Antônio Belo é um cara bem-sucedido. Aos 34 anos, ocupa um cargo de alta gerência em uma multinacional, tem prestígio e um bom salário. Com isso, conseguiu financiamento para comprar um bom apartamento e um carro bacana, que são muito desfrutados. Infelizmente, além das dívidas dos financiamentos do apartamento e do carro, Antônio deve no cartão de crédito e no cheque especial e não sabe nem o tamanho das dívidas, nem quanto paga de juros.
Pessoas como Antônio, que mesmo ganhando bem estão atoladas em dívidas, são raras, certo? Infelizmente, não. Uma pesquisa exclusiva – com 1.555 brasileiros entre 18 e 60 anos das classes A, B e C em 255 municípios – da minha empresa, a Ricam Consultoria, em parceria com a Ilumeo, descobriu que os Antônios são a regra, não a exceção. Mais importante, ela aponta a principal causa de o Brasil ter se tornado um país de Antônios: o analfabetismo financeiro.
O mau desempenho da educação no Brasil não é novidade para ninguém, porém um aspecto importante costuma ser relevado. Falta ensino sistemático em finanças pessoais desde nosso ensino básico. Nunca chegamos a aplicar em nossas vidas a maior parte do que aprendemos na escola, mas não aprendemos ou aprendemos mal algo que usaremos em toda a vida: finanças pessoais.
[su_quote]Com crédito farto, mas com conhecimentos financeiros limitados, muitos se endividaram além das suas possibilidades[/su_quote]
No Brasil da hiperinflação, as opções na vida financeira das pessoas eram limitadas e os horizontes, curtos. Todos sabiam exatamente o que fazer com o dinheiro. Assim que você recebia o salário, você comprava tudo que precisava porque já no dia seguinte tudo estaria mais caro e no final do mês, talvez, você só pudesse comprar metade do que comprou no dia 1º. Praticamente não havia oferta de crédito. Portanto, ninguém poderia se endividar, nem que quisesse. As opções de investimento também eram limitadas e de curtíssimo prazo, lideradas pelo overnight – investimentos em renda fixa renovados diariamente.
Há 20 anos, a hiperinflação ficou para trás e a realidade financeira no País mudou radicalmente. Acesso a crédito deixou de ser um problema, permitindo que dezenas de milhões de brasileiros comprassem produtos e serviços que antes só faziam parte dos seus sonhos.

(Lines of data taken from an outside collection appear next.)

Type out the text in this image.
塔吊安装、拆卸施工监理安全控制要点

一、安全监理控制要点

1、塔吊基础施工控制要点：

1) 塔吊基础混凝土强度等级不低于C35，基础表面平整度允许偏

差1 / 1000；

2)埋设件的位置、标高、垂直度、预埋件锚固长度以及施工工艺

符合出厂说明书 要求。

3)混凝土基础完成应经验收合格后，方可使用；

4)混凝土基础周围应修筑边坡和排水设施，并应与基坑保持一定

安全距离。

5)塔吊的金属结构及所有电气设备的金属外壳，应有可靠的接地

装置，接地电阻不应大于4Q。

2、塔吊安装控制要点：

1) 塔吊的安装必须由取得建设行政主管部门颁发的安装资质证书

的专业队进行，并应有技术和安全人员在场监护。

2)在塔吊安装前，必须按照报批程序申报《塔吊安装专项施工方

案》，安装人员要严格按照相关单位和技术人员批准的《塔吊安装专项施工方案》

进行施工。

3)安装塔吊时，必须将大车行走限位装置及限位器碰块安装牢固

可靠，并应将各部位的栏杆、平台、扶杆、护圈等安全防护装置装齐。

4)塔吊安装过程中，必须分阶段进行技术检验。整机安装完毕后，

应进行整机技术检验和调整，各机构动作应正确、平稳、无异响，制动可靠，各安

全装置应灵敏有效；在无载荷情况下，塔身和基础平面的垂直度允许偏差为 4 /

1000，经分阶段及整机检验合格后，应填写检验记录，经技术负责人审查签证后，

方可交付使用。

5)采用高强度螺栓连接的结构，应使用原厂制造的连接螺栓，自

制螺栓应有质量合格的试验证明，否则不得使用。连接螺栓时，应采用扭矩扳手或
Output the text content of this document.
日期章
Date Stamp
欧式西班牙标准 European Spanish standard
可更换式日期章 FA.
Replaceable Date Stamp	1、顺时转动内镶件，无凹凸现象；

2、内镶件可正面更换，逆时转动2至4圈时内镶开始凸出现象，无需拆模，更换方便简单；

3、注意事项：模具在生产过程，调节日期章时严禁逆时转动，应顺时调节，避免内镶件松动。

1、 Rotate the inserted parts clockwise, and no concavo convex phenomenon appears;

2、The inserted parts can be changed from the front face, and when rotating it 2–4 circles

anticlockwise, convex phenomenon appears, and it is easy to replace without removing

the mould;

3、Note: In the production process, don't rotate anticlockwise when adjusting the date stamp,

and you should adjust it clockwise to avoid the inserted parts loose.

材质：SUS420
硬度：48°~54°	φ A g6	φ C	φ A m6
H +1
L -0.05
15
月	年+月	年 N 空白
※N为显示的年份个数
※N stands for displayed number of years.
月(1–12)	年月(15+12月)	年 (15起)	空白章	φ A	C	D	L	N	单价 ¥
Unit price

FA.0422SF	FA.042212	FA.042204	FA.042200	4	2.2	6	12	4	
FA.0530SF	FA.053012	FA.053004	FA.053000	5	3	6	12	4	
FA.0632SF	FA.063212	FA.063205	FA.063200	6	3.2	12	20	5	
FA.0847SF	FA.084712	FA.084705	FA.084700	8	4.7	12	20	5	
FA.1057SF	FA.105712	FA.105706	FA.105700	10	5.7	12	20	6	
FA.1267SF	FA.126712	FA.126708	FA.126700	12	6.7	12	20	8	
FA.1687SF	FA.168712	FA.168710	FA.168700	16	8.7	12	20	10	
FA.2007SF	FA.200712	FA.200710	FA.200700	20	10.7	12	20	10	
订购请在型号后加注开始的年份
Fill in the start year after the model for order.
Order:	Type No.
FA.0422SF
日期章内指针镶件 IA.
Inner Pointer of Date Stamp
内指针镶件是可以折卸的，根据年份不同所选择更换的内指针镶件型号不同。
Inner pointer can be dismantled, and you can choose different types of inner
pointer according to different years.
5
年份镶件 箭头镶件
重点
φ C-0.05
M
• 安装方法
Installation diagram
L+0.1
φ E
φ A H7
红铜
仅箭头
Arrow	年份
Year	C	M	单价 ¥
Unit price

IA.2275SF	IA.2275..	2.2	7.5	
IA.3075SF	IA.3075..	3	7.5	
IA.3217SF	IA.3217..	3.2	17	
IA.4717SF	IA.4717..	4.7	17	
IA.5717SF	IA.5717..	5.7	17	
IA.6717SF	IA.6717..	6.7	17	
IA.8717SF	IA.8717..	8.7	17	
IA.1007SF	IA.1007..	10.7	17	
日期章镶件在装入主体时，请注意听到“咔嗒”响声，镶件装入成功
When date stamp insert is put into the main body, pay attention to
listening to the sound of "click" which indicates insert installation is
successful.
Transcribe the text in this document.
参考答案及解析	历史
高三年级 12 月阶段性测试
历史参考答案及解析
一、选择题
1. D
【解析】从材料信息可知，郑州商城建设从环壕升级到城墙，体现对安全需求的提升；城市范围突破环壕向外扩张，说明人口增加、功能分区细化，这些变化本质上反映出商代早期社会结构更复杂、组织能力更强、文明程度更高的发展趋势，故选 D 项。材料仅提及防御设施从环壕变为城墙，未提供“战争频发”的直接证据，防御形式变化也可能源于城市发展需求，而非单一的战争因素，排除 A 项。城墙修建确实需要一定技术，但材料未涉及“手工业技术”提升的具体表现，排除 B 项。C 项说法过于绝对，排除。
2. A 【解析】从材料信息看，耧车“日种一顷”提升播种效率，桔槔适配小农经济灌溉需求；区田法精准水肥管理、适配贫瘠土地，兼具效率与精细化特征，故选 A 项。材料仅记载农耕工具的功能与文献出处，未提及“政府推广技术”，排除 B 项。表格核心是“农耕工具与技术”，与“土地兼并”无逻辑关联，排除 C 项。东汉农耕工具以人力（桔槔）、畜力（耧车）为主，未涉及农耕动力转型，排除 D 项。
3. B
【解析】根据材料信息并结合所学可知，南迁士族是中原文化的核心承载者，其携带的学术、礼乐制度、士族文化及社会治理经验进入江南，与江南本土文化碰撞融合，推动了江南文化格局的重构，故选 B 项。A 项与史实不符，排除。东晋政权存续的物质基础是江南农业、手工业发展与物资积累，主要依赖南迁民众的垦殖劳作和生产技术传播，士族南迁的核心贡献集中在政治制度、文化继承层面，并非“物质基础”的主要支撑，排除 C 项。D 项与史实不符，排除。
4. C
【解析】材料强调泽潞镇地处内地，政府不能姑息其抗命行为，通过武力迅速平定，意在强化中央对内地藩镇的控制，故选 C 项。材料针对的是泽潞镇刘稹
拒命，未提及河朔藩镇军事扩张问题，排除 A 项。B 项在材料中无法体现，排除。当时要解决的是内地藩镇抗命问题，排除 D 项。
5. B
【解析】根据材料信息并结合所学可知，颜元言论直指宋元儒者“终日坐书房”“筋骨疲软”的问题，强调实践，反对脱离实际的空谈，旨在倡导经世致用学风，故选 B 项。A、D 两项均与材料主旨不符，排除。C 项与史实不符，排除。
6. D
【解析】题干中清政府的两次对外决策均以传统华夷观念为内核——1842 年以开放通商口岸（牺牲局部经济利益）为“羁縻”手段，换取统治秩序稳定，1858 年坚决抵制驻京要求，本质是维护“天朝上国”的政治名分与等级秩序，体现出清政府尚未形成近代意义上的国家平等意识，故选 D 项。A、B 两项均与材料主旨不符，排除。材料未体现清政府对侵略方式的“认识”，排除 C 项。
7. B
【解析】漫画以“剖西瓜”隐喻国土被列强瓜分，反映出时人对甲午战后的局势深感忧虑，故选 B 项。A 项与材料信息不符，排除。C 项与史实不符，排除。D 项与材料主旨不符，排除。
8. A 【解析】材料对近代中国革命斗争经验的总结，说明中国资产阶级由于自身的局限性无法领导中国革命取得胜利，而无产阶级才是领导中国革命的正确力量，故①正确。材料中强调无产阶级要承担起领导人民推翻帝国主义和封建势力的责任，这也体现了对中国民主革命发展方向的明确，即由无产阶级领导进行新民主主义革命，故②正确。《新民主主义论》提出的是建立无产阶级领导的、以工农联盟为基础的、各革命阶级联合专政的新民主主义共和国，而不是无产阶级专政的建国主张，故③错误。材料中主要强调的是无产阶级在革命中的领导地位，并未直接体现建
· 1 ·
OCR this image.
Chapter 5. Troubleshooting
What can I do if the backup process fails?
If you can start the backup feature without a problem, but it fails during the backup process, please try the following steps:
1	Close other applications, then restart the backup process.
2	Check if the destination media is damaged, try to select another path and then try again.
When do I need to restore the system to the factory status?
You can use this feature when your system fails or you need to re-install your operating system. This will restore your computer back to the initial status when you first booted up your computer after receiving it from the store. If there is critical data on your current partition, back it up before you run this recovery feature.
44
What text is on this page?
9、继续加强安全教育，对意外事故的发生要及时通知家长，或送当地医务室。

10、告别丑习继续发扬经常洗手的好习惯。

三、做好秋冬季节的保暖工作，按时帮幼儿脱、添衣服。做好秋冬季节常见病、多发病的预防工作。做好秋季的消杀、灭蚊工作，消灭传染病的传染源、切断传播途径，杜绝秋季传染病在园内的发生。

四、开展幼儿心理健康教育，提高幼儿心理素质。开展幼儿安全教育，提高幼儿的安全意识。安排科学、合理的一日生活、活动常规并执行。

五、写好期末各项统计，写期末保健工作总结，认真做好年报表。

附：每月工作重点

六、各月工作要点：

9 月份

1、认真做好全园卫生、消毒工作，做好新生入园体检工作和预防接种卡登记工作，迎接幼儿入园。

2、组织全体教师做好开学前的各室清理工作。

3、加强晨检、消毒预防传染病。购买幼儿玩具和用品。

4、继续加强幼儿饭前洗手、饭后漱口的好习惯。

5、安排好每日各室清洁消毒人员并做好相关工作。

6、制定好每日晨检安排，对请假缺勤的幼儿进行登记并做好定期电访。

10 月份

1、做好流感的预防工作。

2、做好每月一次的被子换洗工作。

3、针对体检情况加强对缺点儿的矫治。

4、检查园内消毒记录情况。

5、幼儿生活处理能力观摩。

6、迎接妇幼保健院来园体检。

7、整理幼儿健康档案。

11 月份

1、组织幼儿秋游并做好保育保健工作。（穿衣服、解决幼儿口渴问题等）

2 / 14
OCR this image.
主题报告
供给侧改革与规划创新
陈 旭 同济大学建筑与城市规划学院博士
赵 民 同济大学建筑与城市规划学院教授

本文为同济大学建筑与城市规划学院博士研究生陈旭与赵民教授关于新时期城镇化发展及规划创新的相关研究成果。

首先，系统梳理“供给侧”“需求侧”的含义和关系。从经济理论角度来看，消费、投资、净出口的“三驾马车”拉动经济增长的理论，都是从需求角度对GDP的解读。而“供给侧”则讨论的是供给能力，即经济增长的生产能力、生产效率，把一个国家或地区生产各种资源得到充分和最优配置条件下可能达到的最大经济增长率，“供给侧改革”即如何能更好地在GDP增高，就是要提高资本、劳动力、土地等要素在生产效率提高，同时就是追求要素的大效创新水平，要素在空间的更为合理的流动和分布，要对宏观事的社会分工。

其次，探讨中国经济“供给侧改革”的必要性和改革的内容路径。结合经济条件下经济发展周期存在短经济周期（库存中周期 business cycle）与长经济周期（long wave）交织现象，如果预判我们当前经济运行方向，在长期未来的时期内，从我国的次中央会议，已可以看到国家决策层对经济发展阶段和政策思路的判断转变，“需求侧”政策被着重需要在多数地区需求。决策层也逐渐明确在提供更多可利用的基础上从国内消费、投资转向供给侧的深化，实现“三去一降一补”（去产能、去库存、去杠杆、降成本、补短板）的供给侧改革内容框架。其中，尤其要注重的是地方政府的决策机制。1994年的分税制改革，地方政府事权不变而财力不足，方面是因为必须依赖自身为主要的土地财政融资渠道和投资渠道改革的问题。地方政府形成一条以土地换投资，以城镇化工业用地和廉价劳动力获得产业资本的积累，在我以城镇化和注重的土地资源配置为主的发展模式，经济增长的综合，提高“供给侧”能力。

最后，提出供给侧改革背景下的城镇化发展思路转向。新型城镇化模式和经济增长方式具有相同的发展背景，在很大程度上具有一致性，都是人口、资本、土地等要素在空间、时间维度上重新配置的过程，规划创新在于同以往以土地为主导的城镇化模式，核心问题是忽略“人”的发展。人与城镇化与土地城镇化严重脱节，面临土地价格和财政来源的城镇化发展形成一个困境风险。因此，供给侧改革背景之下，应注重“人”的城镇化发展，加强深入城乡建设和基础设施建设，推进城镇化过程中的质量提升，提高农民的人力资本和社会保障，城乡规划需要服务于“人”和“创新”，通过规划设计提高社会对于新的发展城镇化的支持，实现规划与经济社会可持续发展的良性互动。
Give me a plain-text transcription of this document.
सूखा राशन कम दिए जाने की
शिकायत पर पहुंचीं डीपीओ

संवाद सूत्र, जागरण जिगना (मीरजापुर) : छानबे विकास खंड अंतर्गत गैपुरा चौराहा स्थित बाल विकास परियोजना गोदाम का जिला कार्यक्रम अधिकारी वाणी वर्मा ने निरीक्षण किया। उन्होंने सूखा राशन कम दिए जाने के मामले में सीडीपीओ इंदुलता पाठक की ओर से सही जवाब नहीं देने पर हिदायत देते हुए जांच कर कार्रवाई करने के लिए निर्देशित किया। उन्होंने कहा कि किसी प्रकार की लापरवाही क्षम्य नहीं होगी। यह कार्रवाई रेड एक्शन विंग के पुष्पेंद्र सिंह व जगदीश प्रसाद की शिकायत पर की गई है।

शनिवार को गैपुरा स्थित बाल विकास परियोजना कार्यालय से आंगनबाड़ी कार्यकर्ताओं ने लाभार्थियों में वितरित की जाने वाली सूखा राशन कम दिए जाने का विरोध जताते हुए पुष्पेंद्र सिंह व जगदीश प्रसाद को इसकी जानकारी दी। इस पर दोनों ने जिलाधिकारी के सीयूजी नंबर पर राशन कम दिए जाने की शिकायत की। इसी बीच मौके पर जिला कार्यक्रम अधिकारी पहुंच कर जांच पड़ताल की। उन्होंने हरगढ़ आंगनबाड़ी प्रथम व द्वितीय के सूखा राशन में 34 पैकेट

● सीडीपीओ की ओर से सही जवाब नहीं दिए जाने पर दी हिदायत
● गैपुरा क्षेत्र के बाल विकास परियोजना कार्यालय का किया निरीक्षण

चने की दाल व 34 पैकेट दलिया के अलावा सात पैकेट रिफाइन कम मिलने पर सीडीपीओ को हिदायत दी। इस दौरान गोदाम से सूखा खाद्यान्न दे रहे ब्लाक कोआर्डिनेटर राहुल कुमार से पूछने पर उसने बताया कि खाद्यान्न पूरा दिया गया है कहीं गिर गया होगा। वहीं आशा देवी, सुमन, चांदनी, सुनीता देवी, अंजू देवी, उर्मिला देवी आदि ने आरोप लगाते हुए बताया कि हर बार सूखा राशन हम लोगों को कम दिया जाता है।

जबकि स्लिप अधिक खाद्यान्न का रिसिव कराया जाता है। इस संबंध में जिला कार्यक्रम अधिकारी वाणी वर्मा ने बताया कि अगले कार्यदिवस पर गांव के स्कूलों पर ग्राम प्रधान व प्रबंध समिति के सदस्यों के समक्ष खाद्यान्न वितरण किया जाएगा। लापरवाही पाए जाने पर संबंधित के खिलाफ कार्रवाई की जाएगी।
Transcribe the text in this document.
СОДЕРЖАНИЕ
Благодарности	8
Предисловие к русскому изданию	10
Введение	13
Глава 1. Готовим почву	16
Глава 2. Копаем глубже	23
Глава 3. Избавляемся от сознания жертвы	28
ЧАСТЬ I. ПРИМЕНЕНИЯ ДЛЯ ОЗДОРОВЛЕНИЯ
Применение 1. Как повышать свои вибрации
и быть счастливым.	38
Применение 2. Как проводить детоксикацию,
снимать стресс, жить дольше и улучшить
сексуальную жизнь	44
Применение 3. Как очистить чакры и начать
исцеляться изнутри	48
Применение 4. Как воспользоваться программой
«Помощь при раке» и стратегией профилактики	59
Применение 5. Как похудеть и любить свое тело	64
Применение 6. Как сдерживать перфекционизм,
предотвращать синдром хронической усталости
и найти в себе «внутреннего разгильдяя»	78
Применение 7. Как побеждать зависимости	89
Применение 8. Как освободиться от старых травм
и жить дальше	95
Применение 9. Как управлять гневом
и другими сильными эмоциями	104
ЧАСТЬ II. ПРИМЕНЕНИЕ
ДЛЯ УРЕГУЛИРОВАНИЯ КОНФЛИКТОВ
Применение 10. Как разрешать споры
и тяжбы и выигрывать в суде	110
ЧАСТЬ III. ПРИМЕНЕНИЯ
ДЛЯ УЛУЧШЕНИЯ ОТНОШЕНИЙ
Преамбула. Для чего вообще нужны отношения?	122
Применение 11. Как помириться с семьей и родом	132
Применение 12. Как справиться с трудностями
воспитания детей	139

Por outro lado, com crédito farto, mas com conhecimentos financeiros limitados, muitos se endividaram além das suas possibilidades. Segundo dados da Confederação Nacional do Comércio de Bens, Serviços e Turismo (CNC), hoje duas em cada três famílias brasileiras têm dívidas.
Mais grave, a pesquisa Ricam-Ilumeo indicou que dos que devem no cheque especial, por exemplo, sete em cada dez não sabem quanto pagam de juros e um em cada três não tem nenhum tipo de planejamento em relação a em quanto tempo pretende pagar as dívidas. Eu não conheço ninguém que compre um produto sem nem saber quanto custa, mas a maioria das pessoas faz exatamente isso quando se endivida. Apenas um em cada três brasileiros anota e controla seus gastos.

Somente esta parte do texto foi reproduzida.